Il rappelle que Free Mobile ne peut déployer ses antennes que depuis 6 ans, contre 20 ans pour ses concurrents. Sur la vidéo en mobilité, qui est l'indicateur sur lequel il pêche le plus, l'opérateur estime qu'il ne s'agit pas d'un usage majoritaire, et que les chiffres changeraient beaucoup en prenant en compte les sessions en Wi-Fi. « Notre niveau de qualité augmente d'étude en étude. On a toujours l'ambition un jour d'atteindre la première place, mais soyez bien conscients qu'on fait tout pour accélérer le déploiement » conclut le DG d'Iliad.

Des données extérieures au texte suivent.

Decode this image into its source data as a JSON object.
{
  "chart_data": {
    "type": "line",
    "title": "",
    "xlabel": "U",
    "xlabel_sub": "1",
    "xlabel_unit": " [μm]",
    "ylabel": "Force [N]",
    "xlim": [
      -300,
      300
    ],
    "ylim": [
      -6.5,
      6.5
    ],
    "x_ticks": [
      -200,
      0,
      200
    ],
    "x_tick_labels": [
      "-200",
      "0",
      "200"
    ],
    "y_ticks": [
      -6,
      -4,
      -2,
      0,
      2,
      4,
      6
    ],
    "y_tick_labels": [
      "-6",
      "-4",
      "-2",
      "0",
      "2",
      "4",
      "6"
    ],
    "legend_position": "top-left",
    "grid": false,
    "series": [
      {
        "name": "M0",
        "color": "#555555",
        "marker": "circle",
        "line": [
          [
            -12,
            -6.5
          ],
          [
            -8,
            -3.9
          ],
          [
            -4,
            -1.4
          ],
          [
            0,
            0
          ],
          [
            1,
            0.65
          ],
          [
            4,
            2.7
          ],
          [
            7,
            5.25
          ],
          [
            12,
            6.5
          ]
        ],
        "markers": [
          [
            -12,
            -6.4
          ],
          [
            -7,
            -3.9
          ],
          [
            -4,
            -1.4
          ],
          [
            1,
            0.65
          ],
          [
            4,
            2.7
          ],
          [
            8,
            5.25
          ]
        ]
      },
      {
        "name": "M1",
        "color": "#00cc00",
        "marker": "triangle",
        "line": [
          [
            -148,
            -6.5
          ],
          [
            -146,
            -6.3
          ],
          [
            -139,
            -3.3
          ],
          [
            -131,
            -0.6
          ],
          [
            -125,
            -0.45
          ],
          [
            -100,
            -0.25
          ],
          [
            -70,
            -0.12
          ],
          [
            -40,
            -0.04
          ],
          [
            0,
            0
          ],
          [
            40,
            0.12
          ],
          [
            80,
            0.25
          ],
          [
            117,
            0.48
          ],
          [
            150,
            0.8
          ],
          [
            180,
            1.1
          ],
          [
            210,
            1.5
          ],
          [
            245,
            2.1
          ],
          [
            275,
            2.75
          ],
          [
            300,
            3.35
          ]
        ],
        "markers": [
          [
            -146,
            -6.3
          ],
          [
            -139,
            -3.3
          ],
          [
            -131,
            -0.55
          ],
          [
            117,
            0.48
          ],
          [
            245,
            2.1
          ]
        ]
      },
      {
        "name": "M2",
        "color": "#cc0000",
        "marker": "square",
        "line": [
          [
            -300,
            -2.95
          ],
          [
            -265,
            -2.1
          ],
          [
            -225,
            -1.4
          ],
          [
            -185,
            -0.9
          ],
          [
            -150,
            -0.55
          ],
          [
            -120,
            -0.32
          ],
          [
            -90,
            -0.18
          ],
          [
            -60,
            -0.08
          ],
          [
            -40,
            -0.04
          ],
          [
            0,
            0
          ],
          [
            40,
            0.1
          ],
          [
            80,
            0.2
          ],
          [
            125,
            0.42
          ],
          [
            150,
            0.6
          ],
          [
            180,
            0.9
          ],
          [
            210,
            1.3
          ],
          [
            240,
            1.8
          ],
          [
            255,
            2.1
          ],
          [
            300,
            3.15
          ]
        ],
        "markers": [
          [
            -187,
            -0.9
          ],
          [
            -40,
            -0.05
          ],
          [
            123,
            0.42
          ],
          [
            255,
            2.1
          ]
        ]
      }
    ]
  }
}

Pour Alain Bazot, président de l'UFC-Que Choisir, les « bonnets d'âne » de Free Mobile s'expliquerait par l'itinérance 3G sur le réseau d'Orange, qui serait moins efficace que le réseau propre du trublion. Pour l'association, l'ARCEP aurait d'ailleurs tort de cacher une éventuelle différence de qualité de service entre les deux réseaux pour les clients Free Mobile, surtout si elle apparait dans les données brutes que l'autorité ne publie pas encore en open data.